O ministro André Mendonça, do Supremo Tribunal Federal (STF), pediu vista e suspendeu o julgamento virtual do processo em que o ex-deputado federal Eduardo Bolsonaro (PL-SP) é acusado de difamação contra a deputada Tabata Amaral (PSB-SP). A decisão ocorreu após o início do julgamento na sexta-feira (17), quando o placar estava em 4 votos a 0 pela condenação do ex-parlamentar.
Até o momento, votaram pela condenação os ministros Alexandre de Moraes (relator do caso), Flávio Dino, Cristiano Zanin e Cármen Lúcia. A data para retomada do julgamento ainda não foi definida, dependendo do tempo que Mendonça levará para analisar os autos antes de devolvê-los ao plenário virtual da corte.

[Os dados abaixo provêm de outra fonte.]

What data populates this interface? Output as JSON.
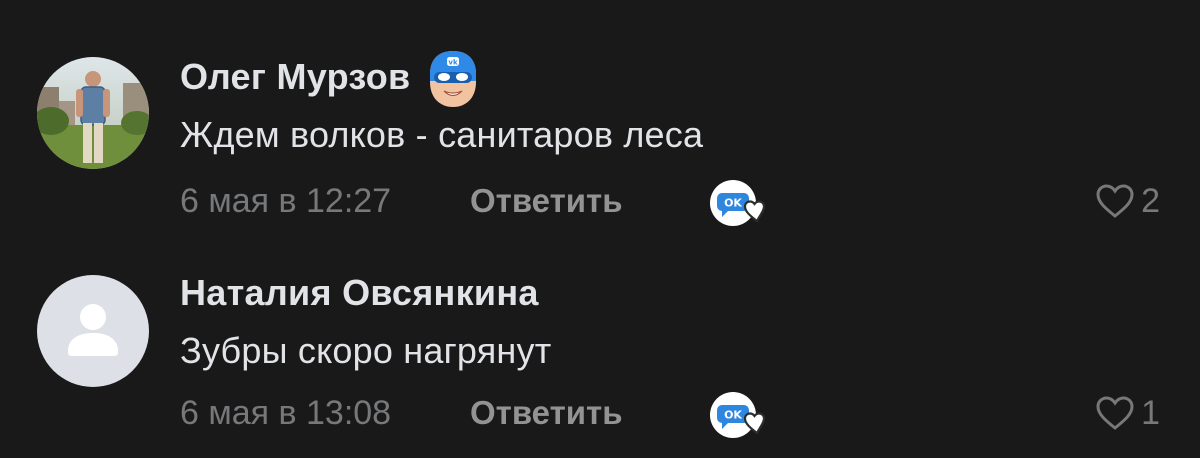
{
  "comments": [
    {
      "author": "Олег Мурзов",
      "avatar": "user-photo",
      "badge_icon": "vk-hero-mask-icon",
      "text": "Ждем волков - санитаров леса",
      "timestamp": "6 мая в 12:27",
      "reply_label": "Ответить",
      "reaction_icon": "ok-heart-icon",
      "like_icon": "heart-outline-icon",
      "likes": "2"
    },
    {
      "author": "Наталия Овсянкина",
      "avatar": "default-user-avatar",
      "text": "Зубры скоро нагрянут",
      "timestamp": "6 мая в 13:08",
      "reply_label": "Ответить",
      "reaction_icon": "ok-heart-icon",
      "like_icon": "heart-outline-icon",
      "likes": "1"
    }
  ],
  "colors": {
    "background": "#19191a",
    "primary_text": "#e1e3e6",
    "secondary_text": "#76787a",
    "reply_text": "#939393",
    "vk_blue": "#2688eb",
    "default_avatar_bg": "#dde1e7"
  }
}
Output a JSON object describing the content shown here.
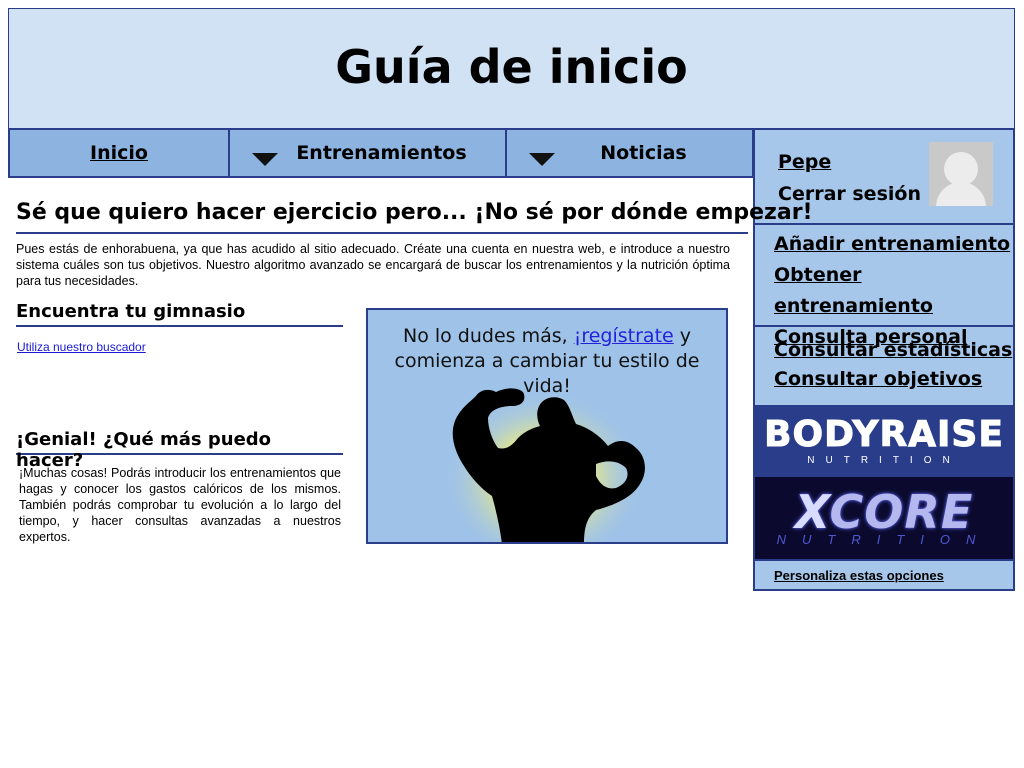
{
  "header": {
    "title": "Guía de inicio"
  },
  "nav": {
    "inicio": "Inicio",
    "entrenamientos": "Entrenamientos",
    "noticias": "Noticias"
  },
  "sidebar": {
    "user_name": "Pepe",
    "logout": "Cerrar sesión",
    "group1": [
      "Añadir entrenamiento",
      "Obtener entrenamiento",
      "Consulta personal"
    ],
    "group2": [
      "Consultar estadísticas",
      "Consultar objetivos"
    ],
    "ads": {
      "bodyraise": {
        "name": "BODYRAISE",
        "tag": "NUTRITION"
      },
      "xcore": {
        "name_x": "X",
        "name_rest": "CORE",
        "tag": "NUTRITION"
      }
    },
    "customize": "Personaliza estas opciones"
  },
  "main": {
    "title": "Sé que quiero hacer ejercicio pero... ¡No sé por dónde empezar!",
    "intro": "Pues estás de enhorabuena, ya que has acudido al sitio adecuado. Créate una cuenta en nuestra web, e introduce a nuestro sistema cuáles son tus objetivos. Nuestro algoritmo avanzado se encargará de buscar los entrenamientos y la nutrición óptima para tus necesidades.",
    "gym_heading": "Encuentra tu gimnasio",
    "gym_link": "Utiliza nuestro buscador",
    "genial_heading": "¡Genial! ¿Qué más puedo hacer?",
    "genial_text": "¡Muchas cosas! Podrás introducir los entrenamientos que hagas y conocer los gastos calóricos de los mismos. También podrás comprobar tu evolución a lo largo del tiempo, y hacer consultas avanzadas a nuestros expertos.",
    "promo": {
      "before": "No lo dudes más, ",
      "link": "¡regístrate",
      "after": " y comienza a cambiar tu estilo de vida!"
    }
  },
  "colors": {
    "header_bg": "#d1e2f5",
    "nav_bg": "#8db4e0",
    "sidebar_bg": "#a7c7ea",
    "border": "#2a3d8a"
  }
}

O processo foi movido pela deputada Tabata Amaral contra Eduardo Bolsonaro após uma postagem feita por ele nas redes sociais em 2021. Na publicação, o ex-deputado afirmou que o projeto de lei proposto pela parlamentar para garantir a distribuição gratuita de absorventes íntimos teria o objetivo de atender interesses empresariais de “seu mentor-patrocinador Jorge Paulo Lemann”, acionista de uma companhia que fabrica produtos de higiene pessoal.
Em seu voto, o ministro Alexandre de Moraes defendeu a condenação e aplicou pena de um ano de prisão em regime aberto. O relator entendeu que ficou configurada a difamação contra a deputada. “A divulgação realizada pelo réu revela o meio de ardil por ele empregado, cujo objetivo foi tão somente atingir a honra da autora, tanto na esfera pública, na condição de agente política, como em sua vida privada, uma vez que o alcance proporcionado pela Internet, como é sabido, é gigantesco e tem enorme poder de proliferação”, afirmou Moraes em seu voto.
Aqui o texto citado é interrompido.